|Occupation||Photographer, art director, illustrator, designer|
Ed Caraeff (born April 18, 1950) is an American photographer, illustrator and graphic designer, who has worked largely in the music industry. He has art directed, photographed and designed hundreds[quantify] of record album covers from 1967 to 1981 for numerous artists, including Bee Gees, Elton John, Steely Dan, Carly Simon, Three Dog Night, Tom Waits and Dolly Parton.
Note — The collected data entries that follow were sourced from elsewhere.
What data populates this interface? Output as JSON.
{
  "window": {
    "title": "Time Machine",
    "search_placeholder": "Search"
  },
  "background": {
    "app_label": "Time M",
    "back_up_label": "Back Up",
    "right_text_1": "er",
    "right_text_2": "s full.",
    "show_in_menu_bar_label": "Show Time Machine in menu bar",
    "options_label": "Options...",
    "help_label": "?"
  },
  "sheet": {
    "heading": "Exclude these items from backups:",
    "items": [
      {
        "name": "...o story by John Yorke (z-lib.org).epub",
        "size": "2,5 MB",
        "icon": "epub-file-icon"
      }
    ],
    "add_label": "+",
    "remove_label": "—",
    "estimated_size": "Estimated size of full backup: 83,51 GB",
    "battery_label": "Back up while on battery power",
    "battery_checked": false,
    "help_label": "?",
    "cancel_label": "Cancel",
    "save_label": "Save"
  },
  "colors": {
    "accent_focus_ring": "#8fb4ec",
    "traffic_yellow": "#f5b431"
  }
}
His photography has appeared on the cover of four issues of Rolling Stone and is included in the permanent collection of The Rock and Roll Hall of Fame.
Caraeff's photograph of Jimi Hendrix at the Monterey Pop Festival is considered iconic[by whom?].
Caraeff's photographs are inducted in the Rock & Roll Hall Of Fame and have been used by many different media and ads, including album covers, TV, Magazines, Radio posters, Promotional Posters, merchandise (booklets, lunchboxes, dolls, etc), award shows, documentaries, books, and more[quantify]. He has also created album covers and photographs for Elton John, Dolly Parton, Little Richard, Jim Morrison, Neil Diamond, Barry Manilow, Hall & Oates, Dwight Twilley, Tom Petty & the Heartbreakers, Cheech & Chong, Steely Dan, Marvin Gaye, Tim Buckley, Jose Feliciano, and many more[quantify].
In 1979, Ed Caraeff was called by Robert Stigwood for the 4th time to shoot the consummation Bee Gees era album cover "Spirits Having Flown" which was promoted by the "Spirits Having Flown Tour '79". Caraeff not only toured with the Bee Gees, he was also responsible for creating the design of the "Caesar's Chariot" (the Boeing 720 plane) bought for the North American tour.
Caraeff stepped away from his camera[further explanation needed] in 1981 with the "Private Eyes" album by Hall & Oates. In 1987 Rolling Stone magazine asked him for permission to use a forgotten picture of Jimi Hendrix as a magazine cover. That picture of "Jimi Hendrix burning his guitar at the Monterey Pop Festival in 1967" has become an iconic picture of Hendrix.